I hoped I sounded rhetorical. The truth was, there wasn’t any money for trips to New York to see the hottest musical on Broadway with my friends. Or for the clothes to wear once I got there—unless I made them myself.
“That’s it, then.” Gillian waved a grape tomato on the end of her fork. “Next break you and Lissa are coming to see me. Not in the summer—no one in their right mind stays in the city in July. But at Christmas.”
“Maybe we’ll go to Veracruz,” Lissa suggested. “Or you guys can come to Santa Barbara and I’ll teach you to surf.”
“That sounds perfect,” I said. Either of Lissa’s options wouldn’t cost very much.
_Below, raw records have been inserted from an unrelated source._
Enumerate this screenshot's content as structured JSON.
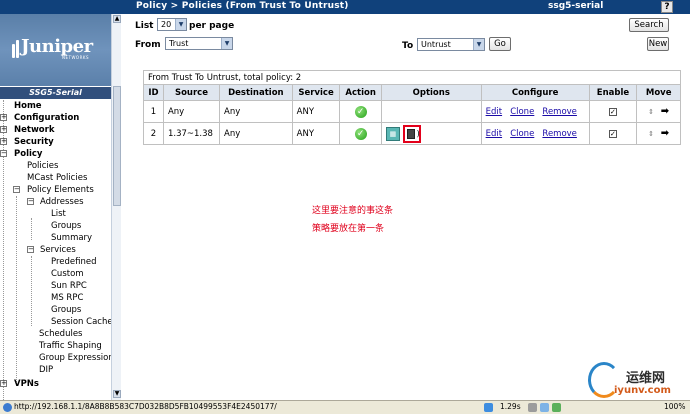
{
  "header": {
    "breadcrumb": "Policy > Policies (From Trust To Untrust)",
    "device_name": "ssg5-serial",
    "help_label": "?"
  },
  "sidebar": {
    "logo_text": "Juniper",
    "logo_subtext": "NETWORKS",
    "model": "SSG5-Serial",
    "nav": [
      {
        "label": "Home"
      },
      {
        "label": "Configuration"
      },
      {
        "label": "Network"
      },
      {
        "label": "Security"
      },
      {
        "label": "Policy"
      },
      {
        "label": "Policies"
      },
      {
        "label": "MCast Policies"
      },
      {
        "label": "Policy Elements"
      },
      {
        "label": "Addresses"
      },
      {
        "label": "List"
      },
      {
        "label": "Groups"
      },
      {
        "label": "Summary"
      },
      {
        "label": "Services"
      },
      {
        "label": "Predefined"
      },
      {
        "label": "Custom"
      },
      {
        "label": "Sun RPC"
      },
      {
        "label": "MS RPC"
      },
      {
        "label": "Groups"
      },
      {
        "label": "Session Cache"
      },
      {
        "label": "Schedules"
      },
      {
        "label": "Traffic Shaping"
      },
      {
        "label": "Group Expression"
      },
      {
        "label": "DIP"
      },
      {
        "label": "VPNs"
      }
    ]
  },
  "controls": {
    "list_label": "List",
    "per_page_value": "20",
    "per_page_label": "per page",
    "from_label": "From",
    "from_value": "Trust",
    "to_label": "To",
    "to_value": "Untrust",
    "go_button": "Go",
    "search_button": "Search",
    "new_button": "New"
  },
  "table": {
    "caption": "From Trust To Untrust, total policy: 2",
    "headers": [
      "ID",
      "Source",
      "Destination",
      "Service",
      "Action",
      "Options",
      "Configure",
      "Enable",
      "Move"
    ],
    "rows": [
      {
        "id": "1",
        "source": "Any",
        "destination": "Any",
        "service": "ANY",
        "edit": "Edit",
        "clone": "Clone",
        "remove": "Remove"
      },
      {
        "id": "2",
        "source": "1.37~1.38",
        "destination": "Any",
        "service": "ANY",
        "edit": "Edit",
        "clone": "Clone",
        "remove": "Remove"
      }
    ]
  },
  "annotation": {
    "line1": "这里要注意的事这条",
    "line2": "策略要放在第一条"
  },
  "statusbar": {
    "url": "http://192.168.1.1/8A8B8B583C7D032B8D5FB10499553F4E2450177/",
    "time": "1.29s",
    "zoom": "100%"
  },
  "watermark": {
    "title": "运维网",
    "site": "iyunv.com"
  },
  "colors": {
    "header_bg": "#10417b",
    "table_header_bg": "#dfe6ef",
    "link": "#1a0aa7",
    "annotation": "#e0001c"
  }
}
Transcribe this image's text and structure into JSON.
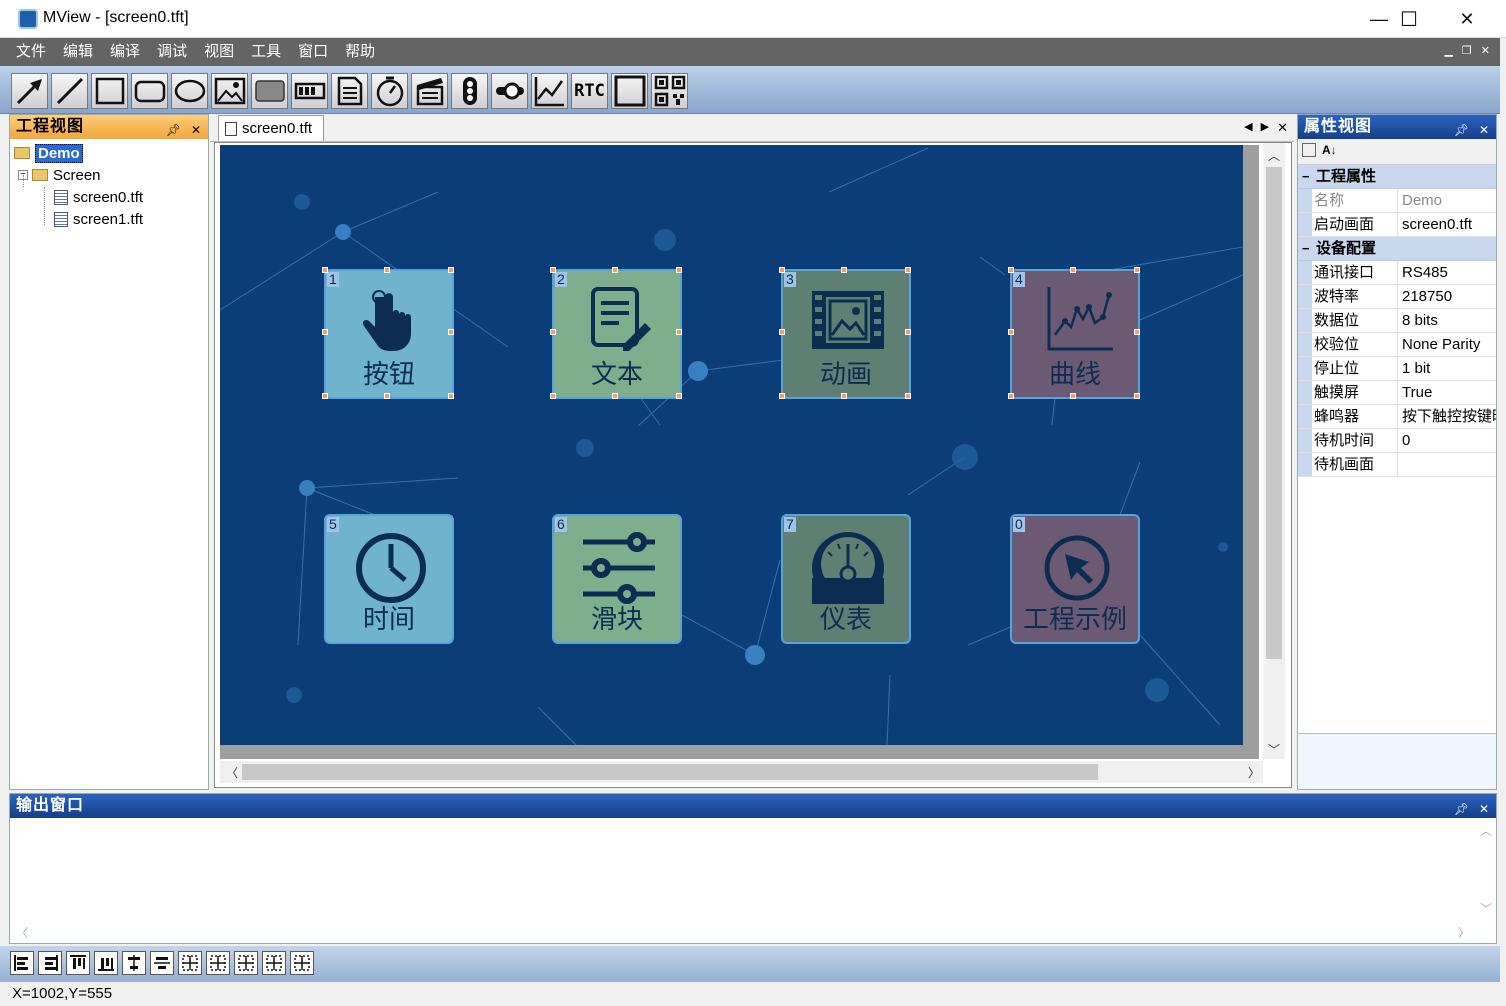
{
  "window": {
    "title": "MView - [screen0.tft]",
    "min": "—",
    "max": "☐",
    "close": "✕"
  },
  "menu": [
    "文件",
    "编辑",
    "编译",
    "调试",
    "视图",
    "工具",
    "窗口",
    "帮助"
  ],
  "toolbar_icons": [
    "pointer-tool",
    "line-tool",
    "rectangle-tool",
    "rounded-rect-tool",
    "ellipse-tool",
    "picture-tool",
    "button-tool",
    "progress-tool",
    "text-tool",
    "timer-tool",
    "animation-tool",
    "slider-tool",
    "switch-tool",
    "curve-tool",
    "rtc-tool",
    "frame-tool",
    "qrcode-tool"
  ],
  "toolbar_rtc_label": "RTC",
  "project": {
    "title": "工程视图",
    "root": "Demo",
    "folder": "Screen",
    "files": [
      "screen0.tft",
      "screen1.tft"
    ]
  },
  "doc": {
    "tab": "screen0.tft"
  },
  "widgets": [
    {
      "id": "1",
      "label": "按钮",
      "icon": "hand-pointer-icon",
      "color": "#6fb3cc"
    },
    {
      "id": "2",
      "label": "文本",
      "icon": "document-edit-icon",
      "color": "#7fae8c"
    },
    {
      "id": "3",
      "label": "动画",
      "icon": "film-image-icon",
      "color": "#5e8072"
    },
    {
      "id": "4",
      "label": "曲线",
      "icon": "line-chart-icon",
      "color": "#6c5a74"
    },
    {
      "id": "5",
      "label": "时间",
      "icon": "clock-icon",
      "color": "#6fb3cc"
    },
    {
      "id": "6",
      "label": "滑块",
      "icon": "sliders-icon",
      "color": "#7fae8c"
    },
    {
      "id": "7",
      "label": "仪表",
      "icon": "gauge-icon",
      "color": "#5e8072"
    },
    {
      "id": "0",
      "label": "工程示例",
      "icon": "arrow-circle-icon",
      "color": "#6c5a74"
    }
  ],
  "properties": {
    "title": "属性视图",
    "groups": [
      {
        "name": "工程属性",
        "rows": [
          {
            "k": "名称",
            "v": "Demo",
            "dim": true
          },
          {
            "k": "启动画面",
            "v": "screen0.tft"
          }
        ]
      },
      {
        "name": "设备配置",
        "rows": [
          {
            "k": "通讯接口",
            "v": "RS485"
          },
          {
            "k": "波特率",
            "v": "218750"
          },
          {
            "k": "数据位",
            "v": "8 bits"
          },
          {
            "k": "校验位",
            "v": "None Parity"
          },
          {
            "k": "停止位",
            "v": "1 bit"
          },
          {
            "k": "触摸屏",
            "v": "True"
          },
          {
            "k": "蜂鸣器",
            "v": "按下触控按键时"
          },
          {
            "k": "待机时间",
            "v": "0"
          },
          {
            "k": "待机画面",
            "v": ""
          }
        ]
      }
    ]
  },
  "output": {
    "title": "输出窗口"
  },
  "status": {
    "coords": "X=1002,Y=555"
  }
}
New York, on the other hand, would. “I like warm places for my winter holidays.”
“Good point,” Gillian conceded. “So do I.”
“Notice how getting through the last term of junior year isn’t even on your radar?” Jeremy asked no one in particular. “It’s all about vacations with you guys.”
“Vacations are our reward,” Gillian informed him. “You have to have something to get you through finals.”
“Right, like you have to worry,” he scoffed.
“She does,” Lissa said. “She has to get me through finals.”
While everyone laughed, I got up and walked over to the dessert bar. Crème brulée, berry parfaits, and German chocolate cake. You know you’re depressed when even Dining Services’
crème brulée—which puts a dreamy look in the eyes of just about everyone who goes here—doesn’t get you excited.
I had to snap out of it. Thinking about all the things I didn’t have and all the things I couldn’t do would get me precisely nowhere. I had to focus on the good things.
My friends.
How lucky I was to have won the scholarship that got me into Spencer.
And how much luckier I was that in two terms, no one had figured out I was a scholarship kid.
Come on, Carly. Just because you can’t flit off to New York to catch a show or order up the latest designs from Fashion Week doesn’t mean your life is trash. Get ahold of your sense of proportion.
I took a berry parfait—blueberries have lots of antioxidants—and turned back to the table just as the dining room doors opened. They seemed to pause in their arc, giving my new roommate plenty of time to stroll through before they swung shut behind her. She’d changed out of the fishnets into a simple leaf-green dress with a black sweater and heels that absolutely screamed Paris—Rue de la Paix, to be exact. Number 11, to be even more exact. Chanel Couture.
My knees nearly buckled with envy.
“Is that your roommate?” Lissa asked.
Mac seemed completely unaware that everyone in the dining room was watching her as she floated across the floor like a runway model, collected a plate of Portobello mushroom ravioli and salad, and sat at the empty table next to the big window that faced out onto the quad.
Lissa was still gazing at her, puzzled. “I know I’ve seen her before.”
I hardly heard her.
Because not only had the redhead cut into line ahead of Vanessa Talbot, Dani Lavigne, and Emily Overton, she’d also invaded their prime real estate. No one sat at that table unless they’d sacrificed a freshman at midnight or whatever it was that people had to do to be friends with them.
When Vanessa turned with her plate, I swear I could hear the collective intake of breath as her gaze locked on the stunning interloper sitting with her back to the window, calmly cutting her ravioli with the edge of her fork.
“Uh oh,” Gillian murmured. “Let the games begin.”